J'ai 15 ans à la sortie de l'Affaire Harry Québert et je suis encore dans une période où je lis ce que l'on considère comme de la littérature jeunesse. À l'époque, en lisant ce roman, j'avais la naïveté de penser que je m'ouvrais avec ce livre qui me passionnait à tout le champ d'une littérature pour adultes, tant par la densité du livre que par son thème. Cela explique la relation particulière que j'entretiens avec cet auteur dont j'ai lu la plupart des livres.
Les romans de Joël Dicker se suivent et se ressemblent moins que les premières de couverture toutes hopperiennes le laissent penser.
Après plusieurs romans à suivre l'écrivain Marcus Goldman, Dicker nous emmène cette fois-ci dans une aventure chorale. Un animal sauvage met autant en scène le(s) criminel(s) que le(s) flic(s), au plus grand plaisir du lecteur.

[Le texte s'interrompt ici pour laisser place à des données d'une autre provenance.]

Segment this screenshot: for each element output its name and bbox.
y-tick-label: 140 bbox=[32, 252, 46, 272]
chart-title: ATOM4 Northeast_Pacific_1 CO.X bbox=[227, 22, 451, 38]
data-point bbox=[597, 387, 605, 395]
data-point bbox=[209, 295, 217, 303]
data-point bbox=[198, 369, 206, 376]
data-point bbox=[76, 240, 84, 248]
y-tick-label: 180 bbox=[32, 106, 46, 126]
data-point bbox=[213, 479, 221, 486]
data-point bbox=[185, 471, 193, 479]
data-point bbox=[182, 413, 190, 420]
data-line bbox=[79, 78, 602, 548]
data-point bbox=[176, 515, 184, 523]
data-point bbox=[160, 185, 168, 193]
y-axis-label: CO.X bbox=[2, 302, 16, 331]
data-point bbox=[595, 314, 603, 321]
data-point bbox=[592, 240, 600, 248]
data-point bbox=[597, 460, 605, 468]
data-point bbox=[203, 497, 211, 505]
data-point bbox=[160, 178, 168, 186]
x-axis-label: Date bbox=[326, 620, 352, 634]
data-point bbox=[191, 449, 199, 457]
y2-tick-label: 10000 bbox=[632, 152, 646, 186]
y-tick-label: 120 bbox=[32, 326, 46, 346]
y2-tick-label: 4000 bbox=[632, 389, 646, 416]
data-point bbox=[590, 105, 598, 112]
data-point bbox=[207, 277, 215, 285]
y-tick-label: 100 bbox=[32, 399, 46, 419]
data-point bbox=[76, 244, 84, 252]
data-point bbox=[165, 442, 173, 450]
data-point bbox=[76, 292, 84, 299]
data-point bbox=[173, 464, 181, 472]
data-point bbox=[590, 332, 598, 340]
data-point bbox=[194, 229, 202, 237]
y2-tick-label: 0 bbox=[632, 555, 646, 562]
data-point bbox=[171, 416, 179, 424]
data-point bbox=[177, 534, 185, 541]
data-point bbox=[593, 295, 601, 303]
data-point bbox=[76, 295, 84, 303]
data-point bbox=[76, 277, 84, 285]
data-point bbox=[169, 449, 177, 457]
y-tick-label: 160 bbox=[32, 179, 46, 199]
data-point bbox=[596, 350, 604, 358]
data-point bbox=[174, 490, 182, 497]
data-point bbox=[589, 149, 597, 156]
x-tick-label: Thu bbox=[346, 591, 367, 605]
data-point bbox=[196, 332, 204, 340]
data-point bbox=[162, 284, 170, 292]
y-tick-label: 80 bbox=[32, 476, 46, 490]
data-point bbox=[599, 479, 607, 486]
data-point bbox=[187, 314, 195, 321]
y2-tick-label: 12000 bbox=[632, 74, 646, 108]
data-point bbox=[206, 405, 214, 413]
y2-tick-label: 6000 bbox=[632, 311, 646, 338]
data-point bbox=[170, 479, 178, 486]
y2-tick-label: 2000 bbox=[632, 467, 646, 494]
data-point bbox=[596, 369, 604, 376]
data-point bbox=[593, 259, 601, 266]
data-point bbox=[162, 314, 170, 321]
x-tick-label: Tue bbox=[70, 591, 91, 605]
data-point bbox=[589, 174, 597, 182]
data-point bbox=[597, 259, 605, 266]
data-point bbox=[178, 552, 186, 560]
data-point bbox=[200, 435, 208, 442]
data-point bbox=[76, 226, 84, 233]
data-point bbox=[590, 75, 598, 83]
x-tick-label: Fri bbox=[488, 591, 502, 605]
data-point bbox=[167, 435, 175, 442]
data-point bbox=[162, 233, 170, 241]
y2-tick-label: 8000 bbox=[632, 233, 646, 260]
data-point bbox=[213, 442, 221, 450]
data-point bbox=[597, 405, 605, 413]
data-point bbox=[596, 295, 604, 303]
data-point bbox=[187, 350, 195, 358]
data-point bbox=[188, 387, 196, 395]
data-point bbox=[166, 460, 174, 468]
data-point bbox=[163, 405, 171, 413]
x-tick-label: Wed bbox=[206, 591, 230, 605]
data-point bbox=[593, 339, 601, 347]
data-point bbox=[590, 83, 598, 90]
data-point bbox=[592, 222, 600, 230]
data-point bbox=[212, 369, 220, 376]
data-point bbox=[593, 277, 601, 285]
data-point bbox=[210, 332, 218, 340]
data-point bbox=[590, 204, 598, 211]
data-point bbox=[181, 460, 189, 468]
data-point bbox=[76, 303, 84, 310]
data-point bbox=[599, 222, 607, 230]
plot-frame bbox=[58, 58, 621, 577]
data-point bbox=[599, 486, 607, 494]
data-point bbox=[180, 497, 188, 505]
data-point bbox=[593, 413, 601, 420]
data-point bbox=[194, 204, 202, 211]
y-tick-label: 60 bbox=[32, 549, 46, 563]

Dans les grandes lignes, le livre nous présente deux couples séparés par leur classe sociale: les uns, dans leur taudis qui n'en est un qu'aux yeux de la bourgeoisie genevoise, vivent la disgrâce de la Verrue. Les autres, crème de la crème de cette ploutocratie locale, vivent un conte de fée à la Maison de Verre. Évidemment, les apparences sont trompeuses, et la morale pourra nous étonner lorsque les cartes sont redistribuées, maintes et maintes fois, dans ce faux conte contemporain.
On est happés par la puissance du dispositif qui joue de démultiplications: un stalker, une relation adultère, un tatouage, un braquage, tous cachent en eux leur double pernicieux qui est comme de la poudre aux yeux pour ceux qui refusent de voir en Gattino, littéralement "Chaton", la panthère qu'elle est réellement.
L'histoire nous happe, agréablement, si on se laisse porter malgré la monotonie de certains passages un peu plus longs. L'effet d'analepse est peut-être, parfois, un peu redondante. Mais pour ces images, le clair obscur, le voyage en Italie et cette nécessité de vivre furieusement, on lit ce livre avec plaisir.